NU Online News Service, Jan. 3, 5:06 p.m. – Life insurers earned a total net gain of $2.2 million for 2001 on $128 million in revenue from the sale of life insurance policies with small face amounts, compared with a total net loss of $3.1 million on $52 million in small-policy premium revenue for 1997, according to the Texas Department of Insurance.
The percentage of premiums paid out as death benefits increased to 33%, from 28%, while the percentage used to cover other expenses fell to 54%, from 63%, the Texas department says.
The average face amount increased to $4,593 per policy, from $3,517.
The Texas department came up with the data by surveying 191 life carriers that sell policies designed so that the total premiums paid could either exceed the death benefit by 50% at any point, or designed so that the total premiums paid could exceed the death benefit in just 10 years.

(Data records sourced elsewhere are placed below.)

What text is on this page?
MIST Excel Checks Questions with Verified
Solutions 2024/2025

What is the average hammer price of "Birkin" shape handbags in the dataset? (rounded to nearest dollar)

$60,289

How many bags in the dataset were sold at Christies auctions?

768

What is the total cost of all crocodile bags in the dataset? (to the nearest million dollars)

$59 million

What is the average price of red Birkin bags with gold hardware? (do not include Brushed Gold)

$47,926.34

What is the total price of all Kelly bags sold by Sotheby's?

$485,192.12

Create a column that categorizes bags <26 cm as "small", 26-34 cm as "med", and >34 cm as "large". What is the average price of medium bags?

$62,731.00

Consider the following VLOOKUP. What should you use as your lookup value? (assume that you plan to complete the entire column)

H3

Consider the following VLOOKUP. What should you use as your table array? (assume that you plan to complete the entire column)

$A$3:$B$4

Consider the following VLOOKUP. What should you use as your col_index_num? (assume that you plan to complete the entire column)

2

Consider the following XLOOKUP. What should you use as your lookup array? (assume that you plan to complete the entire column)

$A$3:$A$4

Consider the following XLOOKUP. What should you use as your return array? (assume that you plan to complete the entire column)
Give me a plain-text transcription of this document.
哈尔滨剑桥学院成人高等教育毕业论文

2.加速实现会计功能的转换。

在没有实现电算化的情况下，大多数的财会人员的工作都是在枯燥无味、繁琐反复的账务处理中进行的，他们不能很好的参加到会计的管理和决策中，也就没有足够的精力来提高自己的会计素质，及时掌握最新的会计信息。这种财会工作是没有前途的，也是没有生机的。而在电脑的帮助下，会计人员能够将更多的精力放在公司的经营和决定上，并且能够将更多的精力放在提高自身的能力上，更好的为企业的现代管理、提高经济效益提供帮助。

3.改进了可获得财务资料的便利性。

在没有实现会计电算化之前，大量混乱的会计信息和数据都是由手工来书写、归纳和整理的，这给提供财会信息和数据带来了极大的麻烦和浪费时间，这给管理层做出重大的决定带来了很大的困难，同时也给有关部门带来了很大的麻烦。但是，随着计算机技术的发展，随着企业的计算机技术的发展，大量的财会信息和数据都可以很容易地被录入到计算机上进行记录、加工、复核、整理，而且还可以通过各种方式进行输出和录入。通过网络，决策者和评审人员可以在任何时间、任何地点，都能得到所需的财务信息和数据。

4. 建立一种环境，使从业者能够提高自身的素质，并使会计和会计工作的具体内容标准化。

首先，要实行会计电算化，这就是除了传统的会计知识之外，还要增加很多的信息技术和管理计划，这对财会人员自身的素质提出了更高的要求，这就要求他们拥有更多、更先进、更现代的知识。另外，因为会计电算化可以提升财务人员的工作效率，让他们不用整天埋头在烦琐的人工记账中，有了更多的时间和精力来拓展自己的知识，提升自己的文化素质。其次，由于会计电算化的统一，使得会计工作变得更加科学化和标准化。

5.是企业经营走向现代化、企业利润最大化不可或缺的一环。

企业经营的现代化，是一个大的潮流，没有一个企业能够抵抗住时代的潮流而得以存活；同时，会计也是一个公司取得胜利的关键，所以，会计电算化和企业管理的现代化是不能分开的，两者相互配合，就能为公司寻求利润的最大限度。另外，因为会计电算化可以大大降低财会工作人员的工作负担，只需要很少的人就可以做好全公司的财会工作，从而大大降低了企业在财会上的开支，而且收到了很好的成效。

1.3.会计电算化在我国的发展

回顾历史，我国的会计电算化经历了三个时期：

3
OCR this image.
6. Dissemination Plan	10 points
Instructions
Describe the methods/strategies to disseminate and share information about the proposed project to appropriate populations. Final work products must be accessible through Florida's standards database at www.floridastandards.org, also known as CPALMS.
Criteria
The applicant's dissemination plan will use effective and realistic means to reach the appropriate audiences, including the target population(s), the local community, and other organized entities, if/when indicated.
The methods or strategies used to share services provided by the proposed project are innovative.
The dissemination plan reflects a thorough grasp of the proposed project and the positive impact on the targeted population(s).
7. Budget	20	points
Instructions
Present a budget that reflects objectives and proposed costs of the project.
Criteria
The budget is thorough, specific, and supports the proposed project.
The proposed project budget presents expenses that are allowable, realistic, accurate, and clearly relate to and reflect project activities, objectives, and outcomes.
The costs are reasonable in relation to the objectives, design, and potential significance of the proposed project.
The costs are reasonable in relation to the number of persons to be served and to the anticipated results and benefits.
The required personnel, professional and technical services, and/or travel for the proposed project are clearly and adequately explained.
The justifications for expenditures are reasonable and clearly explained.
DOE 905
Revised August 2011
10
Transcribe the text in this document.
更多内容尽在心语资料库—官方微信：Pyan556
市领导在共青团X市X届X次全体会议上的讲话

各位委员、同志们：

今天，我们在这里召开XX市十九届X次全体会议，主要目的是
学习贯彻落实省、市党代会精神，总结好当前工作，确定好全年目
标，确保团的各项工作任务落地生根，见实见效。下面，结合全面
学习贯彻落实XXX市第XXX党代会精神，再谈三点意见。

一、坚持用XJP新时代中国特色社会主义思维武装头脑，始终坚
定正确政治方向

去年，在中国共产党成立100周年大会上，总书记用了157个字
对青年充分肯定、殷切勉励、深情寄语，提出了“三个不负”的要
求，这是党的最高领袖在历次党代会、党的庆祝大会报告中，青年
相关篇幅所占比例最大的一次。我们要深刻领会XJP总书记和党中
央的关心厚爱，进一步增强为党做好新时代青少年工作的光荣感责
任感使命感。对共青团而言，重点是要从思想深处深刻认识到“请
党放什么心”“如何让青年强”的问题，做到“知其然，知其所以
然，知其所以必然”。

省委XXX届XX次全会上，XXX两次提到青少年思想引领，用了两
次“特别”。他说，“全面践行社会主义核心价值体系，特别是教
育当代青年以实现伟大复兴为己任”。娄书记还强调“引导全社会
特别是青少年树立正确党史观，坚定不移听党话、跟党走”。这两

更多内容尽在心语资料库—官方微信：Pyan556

The department conducted the survey to fulfill a 2001 law that requires it to study the state’s small-policy market for the Texas legislature.
The department also held a series of four public hearings on the small-policy market.
The hearings showed that consumer activists and insurance industry representatives disagree as strongly as ever about the need for new regulations of the small-policy market, the department says.
Consumer activists say poor customers get too little value from the money they pay for the policies, but industry representatives say the real reason some insureds pay more in premiums than they get in benefits is longevity.
The industry representatives argue that increasing restrictions would simply make it harder for poor Texas residents to buy coverage.